Edson Antunes, Department of Pharmacology, Faculty of Medical Sciences, University of Campinas (UNICAMP), 13084-971, Campinas (SP), Brazil. E-mail:;


BACKGROUND AND PURPOSE Diabetic cystopathy is one of the most common and incapacitating complications of diabetes mellitus. This study aimed to evaluate the functional, structural and molecular alterations of detrusor smooth muscle (DSM) in streptozotocin-induced diabetic mice, focusing on the contribution of Ca2+ influx through L-type voltage-operated Ca2+ channels (L-VOCC).

EXPERIMENTAL APPROACH Male C57BL/6 mice were injected with streptozotocin (125 mg·kg−1). Four weeks later, contractile responses to carbachol, α,β-methylene ATP, KCl, extracellular Ca2+ and electrical-field stimulation were measured in urothelium-intact DSM strips. Cystometry and histomorphometry were performed, and mRNA expression for muscarinic M2/M3 receptors, purine P2X1 receptors and L-VOCC in the bladder was determined.

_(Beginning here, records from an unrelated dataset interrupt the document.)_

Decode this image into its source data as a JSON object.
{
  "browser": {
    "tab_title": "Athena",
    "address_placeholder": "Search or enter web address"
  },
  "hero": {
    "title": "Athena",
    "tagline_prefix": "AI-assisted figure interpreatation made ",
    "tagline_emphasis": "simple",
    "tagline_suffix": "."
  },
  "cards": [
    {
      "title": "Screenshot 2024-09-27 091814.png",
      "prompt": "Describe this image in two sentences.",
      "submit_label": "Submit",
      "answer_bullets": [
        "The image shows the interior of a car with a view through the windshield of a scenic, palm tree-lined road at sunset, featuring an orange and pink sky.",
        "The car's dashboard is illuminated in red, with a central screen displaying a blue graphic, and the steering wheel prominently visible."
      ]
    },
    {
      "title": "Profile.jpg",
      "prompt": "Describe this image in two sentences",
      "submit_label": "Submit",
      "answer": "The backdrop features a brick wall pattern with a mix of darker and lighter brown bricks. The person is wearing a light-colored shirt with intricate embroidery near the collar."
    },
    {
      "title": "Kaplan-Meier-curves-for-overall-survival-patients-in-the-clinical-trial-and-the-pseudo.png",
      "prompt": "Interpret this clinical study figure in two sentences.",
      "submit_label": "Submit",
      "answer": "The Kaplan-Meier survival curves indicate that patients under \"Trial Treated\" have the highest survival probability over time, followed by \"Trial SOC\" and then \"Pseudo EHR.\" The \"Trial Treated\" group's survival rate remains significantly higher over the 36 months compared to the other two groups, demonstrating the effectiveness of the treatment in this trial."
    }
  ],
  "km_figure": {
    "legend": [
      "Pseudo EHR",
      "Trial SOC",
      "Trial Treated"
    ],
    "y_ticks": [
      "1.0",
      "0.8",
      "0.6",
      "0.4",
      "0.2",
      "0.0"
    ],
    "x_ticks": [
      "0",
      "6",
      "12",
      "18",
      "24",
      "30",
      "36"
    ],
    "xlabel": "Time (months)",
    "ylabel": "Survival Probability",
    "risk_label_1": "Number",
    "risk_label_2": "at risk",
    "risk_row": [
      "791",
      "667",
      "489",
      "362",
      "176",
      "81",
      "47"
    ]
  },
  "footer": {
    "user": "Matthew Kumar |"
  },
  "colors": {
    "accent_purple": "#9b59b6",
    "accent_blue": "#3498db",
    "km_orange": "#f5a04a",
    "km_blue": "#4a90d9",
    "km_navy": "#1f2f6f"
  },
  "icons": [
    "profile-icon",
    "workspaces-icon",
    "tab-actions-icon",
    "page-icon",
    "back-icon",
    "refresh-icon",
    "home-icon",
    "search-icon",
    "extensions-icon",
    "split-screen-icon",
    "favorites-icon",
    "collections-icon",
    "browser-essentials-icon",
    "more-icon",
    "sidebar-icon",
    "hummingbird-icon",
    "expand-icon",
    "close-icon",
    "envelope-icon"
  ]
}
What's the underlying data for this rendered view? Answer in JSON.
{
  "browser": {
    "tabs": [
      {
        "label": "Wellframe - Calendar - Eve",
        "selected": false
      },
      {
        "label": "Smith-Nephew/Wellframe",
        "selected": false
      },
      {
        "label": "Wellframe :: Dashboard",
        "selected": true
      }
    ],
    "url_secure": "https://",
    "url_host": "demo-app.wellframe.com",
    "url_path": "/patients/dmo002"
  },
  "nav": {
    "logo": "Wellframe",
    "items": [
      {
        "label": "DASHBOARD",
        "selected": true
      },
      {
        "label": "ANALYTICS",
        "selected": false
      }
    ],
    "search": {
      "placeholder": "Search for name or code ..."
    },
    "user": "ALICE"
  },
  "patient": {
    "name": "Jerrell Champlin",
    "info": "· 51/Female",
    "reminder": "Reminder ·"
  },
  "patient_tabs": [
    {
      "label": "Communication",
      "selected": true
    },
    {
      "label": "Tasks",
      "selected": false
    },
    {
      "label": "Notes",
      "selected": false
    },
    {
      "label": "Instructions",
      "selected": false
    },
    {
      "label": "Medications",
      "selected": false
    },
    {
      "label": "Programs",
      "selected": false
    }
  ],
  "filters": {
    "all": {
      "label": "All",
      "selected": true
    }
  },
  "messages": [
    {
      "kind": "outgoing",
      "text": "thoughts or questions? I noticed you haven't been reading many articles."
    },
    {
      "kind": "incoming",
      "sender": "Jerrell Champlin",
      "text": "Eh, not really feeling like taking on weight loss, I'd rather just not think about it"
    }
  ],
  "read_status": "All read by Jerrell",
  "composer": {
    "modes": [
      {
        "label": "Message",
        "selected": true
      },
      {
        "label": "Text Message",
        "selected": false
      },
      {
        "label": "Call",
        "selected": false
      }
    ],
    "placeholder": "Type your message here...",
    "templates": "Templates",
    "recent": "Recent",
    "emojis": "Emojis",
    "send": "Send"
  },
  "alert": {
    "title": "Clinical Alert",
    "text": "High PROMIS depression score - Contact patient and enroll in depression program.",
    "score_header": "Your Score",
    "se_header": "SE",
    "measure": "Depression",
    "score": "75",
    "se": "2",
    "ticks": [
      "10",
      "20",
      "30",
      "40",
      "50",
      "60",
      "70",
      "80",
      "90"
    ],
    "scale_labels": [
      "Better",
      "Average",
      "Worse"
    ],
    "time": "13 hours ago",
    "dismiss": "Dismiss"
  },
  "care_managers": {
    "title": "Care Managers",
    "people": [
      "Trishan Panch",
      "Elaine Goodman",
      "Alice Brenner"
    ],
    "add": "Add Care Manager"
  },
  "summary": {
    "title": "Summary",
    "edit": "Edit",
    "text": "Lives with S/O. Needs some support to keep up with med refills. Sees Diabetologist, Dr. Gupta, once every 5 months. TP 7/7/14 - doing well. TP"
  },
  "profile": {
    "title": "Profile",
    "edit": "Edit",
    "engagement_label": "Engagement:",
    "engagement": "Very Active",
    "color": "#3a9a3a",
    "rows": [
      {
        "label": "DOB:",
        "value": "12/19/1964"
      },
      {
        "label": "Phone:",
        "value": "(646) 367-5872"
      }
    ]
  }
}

KEY RESULTS Diabetic mice exhibited higher bladder capacity, frequency, non-void contractions and post-void pressure. Increased bladder weight, wall thickness, bladder volume and neural tissue were observed in diabetic bladders. Carbachol, α,β-methylene ATP, KCl, extracellular Ca2+ and electrical-field stimulation all produced greater DSM contractions in diabetic mice. The L-VOCC blocker nifedipine almost completely reversed the enhanced DSM contractions in bladders from diabetic animals. The Rho-kinase inhibitor Y27632 had no effect on the enhanced carbachol contractions in the diabetic group. Expression of mRNA for muscarinic M3 receptors and L-VOCC were greater in the bladders of diabetic mice, whereas levels of M2 and P2X1 receptors remained unchanged.

CONCLUSIONS AND IMPLICATIONS Diabetic mice exhibit features of urinary bladder dysfunction, as characterized by overactive DSM and decreased voiding efficiency. Functional and molecular data suggest that overactive DSM in diabetes is the result of enhanced extracellular Ca2+ influx through L-VOCC.